Usui, Mikao (1865-1926)

views updated

Usui, Mikao (1865-1926)

Mikao Usui, the creator of the Reiki system of healing, a Japanese healing discipline that became a global phenomena during the years of the New Age Movement, was born on August 15, 1865, in Yago, Yamgata district, Gifu Prefecture, Japan. As a young man he married Sadako Suzuki, with whom he fathered two children. For a while he was associated with a Japanese Spiritualist group, Rei Jyutsu Kai, whose headquarters was west of Kyoto at the base of Kurama Kai, a holy mountain. However, he spent most of his life as a Buddhist. He completed the study and reflection that led to his creation of Reiki in 1914. Then, following a mystical experience he had while meditating on Kurama, he was led to found an organization, Usui Reiki Ryoho Gakkai, to disseminate the teachings and practice of Reiki.

Reiki, a Japanese word roughly translated as "universal energy," is a healing system based upon the subtle energy system (variously called qi, chi, or ki) within the human body as developed in Taoist China. It is the same system that underlies acupuncture, and pictures energy flowing through the body vertically from the head downward through a set of channels or meridians. The Reiki system teaches a method of attuning to the energy and assisting its flow in the body of the patient.

After developing Reiki, Usui worked in a poorer section of Kyoto for several years, but around 1921 moved to the Harajaju section of Tokyo. There he set up a school/clinic. His students would move into the school and work with Usui until they had learned the system, though occasionally he traveled to other parts of the country to teach. Anticipating a practice later popularized in the New Age Movement, Usui is remembered as using crystals in his healing work. He taught the Reiki system to some 2,000 students, several of whom opened clinics and centers around the country. Usui also wrote a brief handbook which included a description of Reiki healing (though without mentioning any of the particulars of the method), the answers to some frequently asked questions, and some poems composed by the emperor designed to advise people on a worthy life.
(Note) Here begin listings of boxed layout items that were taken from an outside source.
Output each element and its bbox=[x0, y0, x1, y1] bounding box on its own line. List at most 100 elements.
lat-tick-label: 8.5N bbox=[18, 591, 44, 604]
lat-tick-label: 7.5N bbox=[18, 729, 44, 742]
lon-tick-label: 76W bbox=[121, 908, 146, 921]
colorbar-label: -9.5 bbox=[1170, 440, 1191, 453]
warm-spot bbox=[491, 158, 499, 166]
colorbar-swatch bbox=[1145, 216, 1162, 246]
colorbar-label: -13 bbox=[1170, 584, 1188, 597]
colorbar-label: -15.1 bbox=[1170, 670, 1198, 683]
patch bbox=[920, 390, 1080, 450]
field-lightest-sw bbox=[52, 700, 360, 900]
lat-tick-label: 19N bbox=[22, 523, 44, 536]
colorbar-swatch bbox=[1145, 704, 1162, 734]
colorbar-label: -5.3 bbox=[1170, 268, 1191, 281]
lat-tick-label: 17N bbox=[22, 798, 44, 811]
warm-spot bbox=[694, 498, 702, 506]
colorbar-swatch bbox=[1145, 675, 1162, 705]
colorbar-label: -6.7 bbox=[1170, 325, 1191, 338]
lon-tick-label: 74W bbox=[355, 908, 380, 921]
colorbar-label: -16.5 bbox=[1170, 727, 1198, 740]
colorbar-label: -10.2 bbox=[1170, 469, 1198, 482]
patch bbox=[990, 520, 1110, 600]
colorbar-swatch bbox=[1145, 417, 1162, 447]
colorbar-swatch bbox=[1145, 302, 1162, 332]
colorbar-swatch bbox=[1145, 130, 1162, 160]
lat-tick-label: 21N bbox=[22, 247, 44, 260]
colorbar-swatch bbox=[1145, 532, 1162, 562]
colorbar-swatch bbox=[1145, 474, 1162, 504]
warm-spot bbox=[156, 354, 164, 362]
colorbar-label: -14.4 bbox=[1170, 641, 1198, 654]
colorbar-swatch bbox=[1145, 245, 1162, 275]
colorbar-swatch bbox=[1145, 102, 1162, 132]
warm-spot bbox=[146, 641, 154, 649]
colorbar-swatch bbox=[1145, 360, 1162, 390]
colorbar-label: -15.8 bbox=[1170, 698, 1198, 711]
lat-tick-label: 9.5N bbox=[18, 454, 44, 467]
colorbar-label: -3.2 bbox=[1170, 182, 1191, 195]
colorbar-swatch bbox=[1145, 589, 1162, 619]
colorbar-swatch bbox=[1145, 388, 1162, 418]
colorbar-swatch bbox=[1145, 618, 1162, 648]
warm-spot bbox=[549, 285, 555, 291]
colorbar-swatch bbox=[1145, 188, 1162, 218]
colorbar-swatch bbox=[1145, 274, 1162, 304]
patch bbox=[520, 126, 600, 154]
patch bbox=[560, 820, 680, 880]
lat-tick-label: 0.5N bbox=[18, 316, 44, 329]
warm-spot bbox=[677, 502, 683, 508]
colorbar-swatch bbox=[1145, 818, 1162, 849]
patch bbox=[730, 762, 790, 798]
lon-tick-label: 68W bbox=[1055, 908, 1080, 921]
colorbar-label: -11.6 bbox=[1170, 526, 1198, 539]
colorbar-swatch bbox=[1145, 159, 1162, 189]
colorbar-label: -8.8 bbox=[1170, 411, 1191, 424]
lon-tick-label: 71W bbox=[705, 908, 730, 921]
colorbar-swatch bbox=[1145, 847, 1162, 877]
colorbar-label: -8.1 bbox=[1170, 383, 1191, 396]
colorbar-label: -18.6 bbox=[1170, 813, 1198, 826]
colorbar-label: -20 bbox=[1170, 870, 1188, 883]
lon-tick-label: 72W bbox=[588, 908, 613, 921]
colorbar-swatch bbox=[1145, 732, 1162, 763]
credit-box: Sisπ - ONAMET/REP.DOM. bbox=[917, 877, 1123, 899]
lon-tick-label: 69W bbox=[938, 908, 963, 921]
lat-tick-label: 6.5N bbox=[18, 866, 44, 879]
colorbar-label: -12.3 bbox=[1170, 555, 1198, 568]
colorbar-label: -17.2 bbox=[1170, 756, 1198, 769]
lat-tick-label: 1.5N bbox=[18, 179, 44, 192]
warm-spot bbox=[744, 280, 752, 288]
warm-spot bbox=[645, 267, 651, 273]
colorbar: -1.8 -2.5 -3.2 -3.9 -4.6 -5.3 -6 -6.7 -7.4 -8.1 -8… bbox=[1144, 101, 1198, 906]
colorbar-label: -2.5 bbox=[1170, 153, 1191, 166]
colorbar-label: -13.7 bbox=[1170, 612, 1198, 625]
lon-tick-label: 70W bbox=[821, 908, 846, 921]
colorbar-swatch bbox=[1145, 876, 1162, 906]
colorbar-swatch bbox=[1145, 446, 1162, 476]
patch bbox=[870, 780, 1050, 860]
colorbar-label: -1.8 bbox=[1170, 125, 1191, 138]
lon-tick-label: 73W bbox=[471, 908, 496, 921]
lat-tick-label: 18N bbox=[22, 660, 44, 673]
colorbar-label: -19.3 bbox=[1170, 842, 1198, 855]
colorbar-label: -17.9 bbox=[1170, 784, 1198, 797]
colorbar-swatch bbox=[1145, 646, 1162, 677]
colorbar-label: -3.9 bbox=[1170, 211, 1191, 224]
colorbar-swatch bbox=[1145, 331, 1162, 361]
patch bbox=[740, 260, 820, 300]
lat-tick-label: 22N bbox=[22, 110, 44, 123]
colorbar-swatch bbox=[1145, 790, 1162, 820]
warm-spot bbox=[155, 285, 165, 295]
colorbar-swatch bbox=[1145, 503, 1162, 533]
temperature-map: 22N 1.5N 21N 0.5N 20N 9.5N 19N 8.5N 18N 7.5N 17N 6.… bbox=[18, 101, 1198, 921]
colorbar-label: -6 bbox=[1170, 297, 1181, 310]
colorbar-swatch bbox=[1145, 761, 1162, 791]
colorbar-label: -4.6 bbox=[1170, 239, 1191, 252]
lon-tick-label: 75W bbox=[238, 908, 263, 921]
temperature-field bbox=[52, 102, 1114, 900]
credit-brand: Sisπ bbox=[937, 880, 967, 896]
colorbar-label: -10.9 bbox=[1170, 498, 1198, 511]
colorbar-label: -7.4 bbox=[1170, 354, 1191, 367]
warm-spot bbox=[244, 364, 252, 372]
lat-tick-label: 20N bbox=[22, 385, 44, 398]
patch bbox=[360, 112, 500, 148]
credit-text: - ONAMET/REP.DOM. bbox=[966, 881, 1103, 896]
Usui died on March 9, 1926, of a stroke. He was buried at Saihoji Temple, a traditional Buddhist temple in a Tokyo suburb. Leadership of Usui Reiki Ryoho Gakkai was passed to a Mr. Ushida, and continues to the present. Among his last students was Dr. Chujiro Hayashi, a retired naval officer. He in turn taught Ms. Hawayo Takata, a Japanese-American who had traveled to Japan in the mid-1930s to seek help for her failing health. Hayashi named her his successor. Toward the end of her life, she initiated the first non-Japanese into Reiki and through the Reiki Masters she initiated, Reiki became a global phenomenon.

Sources:

Petter, Frank Arjava. Reiki Fire. Twin Lakes, Wis.: Lotus Light Publications, 1997.

. Reiki: The Legacy of Dr. Usui. Twin Lakes, Wis.: Lotus Light Publications, 1998.